Monday, May 27, 2024

Books of 2024: Week 22 - Dirty Harry: Family Skeletons

Cody continues reading the Dirty Harry novel series.


DIRTY HARRY #5: FAMILY SKELETONS by Dane Hartman

As I read my way through the series of Dirty Harry novels that were ordered by Warner Bros. when it looked like Clint Eastwood was walking away from the Dirty Harry film franchise after three movies (he would later return for two more sequels), I try to figure out which author wrote which book. The name on the front of each one is Dane Hartman, but that was a shared  pseudonym for two different people: Ric Meyers and Leslie Alan Horvitz... and five books in, I have to admit, these writers are really keeping me guessing. They have done a good job of mixing their styles together, because I can’t say sure if one book was written by one person and the next by another person. I thought the first two books, Duel for Cannons and Death on the Docks, were different from the next two books, The Long Death and The Mexico Kill, but as of the fifth book, I’m no longer sure. There are times when Family Skeletons seems more like the first two books and times when it seems like the second two... especially when the author drops in references to horror movies.
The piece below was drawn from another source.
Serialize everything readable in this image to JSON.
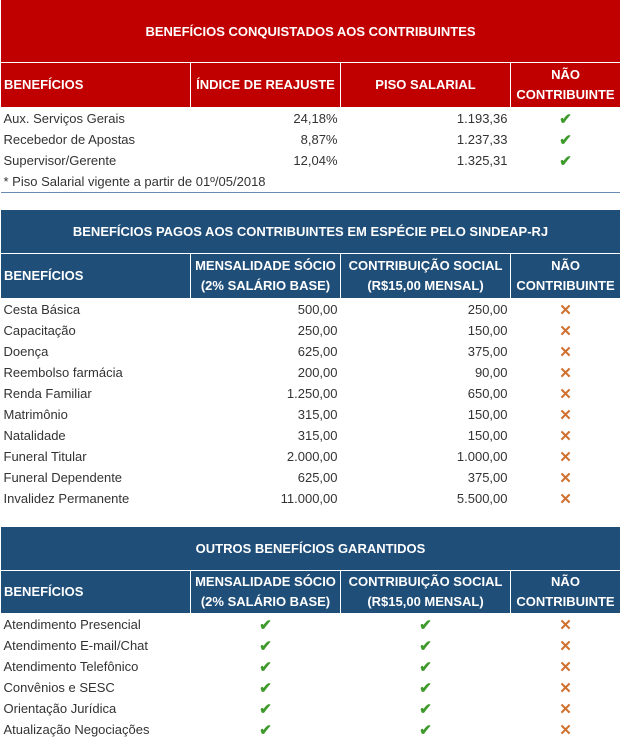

While the first two books had over-the-top descriptions of violent acts that brought to mind the special effects work of Tom Savini, it wasn’t until The Long Death that direct references to horror movies like Halloween, Friday the 13th, Mother’s Day, and Deep Red were dropped in there – which leads me to believe the writer of that book might be Ric Meyers, since he wrote for magazines like Fangoria and Famous Monsters of Filmland. Whoever wrote The Long Death, I suspect they wrote Family Skeletons as well, because the horror references are back. The Manitou gets a nod in dialogue, the Exorcist theme “Tubular Bells” is mentioned, and a character goes to see Just Before Dawn on the big screen. Unfortunately, the references to Just Before Dawn are negative... and incorrect, given that it’s said that the killer in the film is a “raving lunatic.” There is no raving killer in that movie!

But maybe the negative talk about a slasher movie is the author trying to be cheeky, because when you break Family Skeletons down, it’s basically a slasher story where the slashing is disrupted by “Dirty” Harry Callahan. 

The story takes homicide inspector Harry out of his home base of San Francisco and sends him off to Boston (a city the author seems very familiar with, since there are passages that come off like a travelogue), where a cousin has summoned him because she fears her college student daughter has gotten mixed up with a questionable crowd and may be targeted by the knife-wielding killer that’s terrorizing the city. With some help from a local detective, Harry unearths connections to a cult called the Order of the Orenda, which has beliefs that might be leading members to make human sacrifices. There are a few slashings along the way, as well as the usual chases and shootouts you expect Harry to participate in. And when the case is solved, the explanation is right out of a slasher movie.

When Family Skeletons isn’t feeling like a slasher, it follows Harry through an interesting mystery that sometimes feels like it would have been right at home on one of the many cop TV shows. Then the .44 Magnum action breaks out to remind us this is definitely a Dirty Harry story. There’s even a great callback to Harry’s iconic “Do you feel lucky?” speech in a scene where he faces off with a relative’s abusive husband.

Family Skeletons has some racial references that wouldn’t be written in this way nowadays, but it’s an entertaining read. And since I usually mention the first lines of this books, I’ll say that this one starts with the line, “Judy’s parents had always thought it would be Arlene who got into trouble.” So that opening line of Duel for Cannons, “Boopsie’s head exploded,” is still by far the best opening line of the whole series.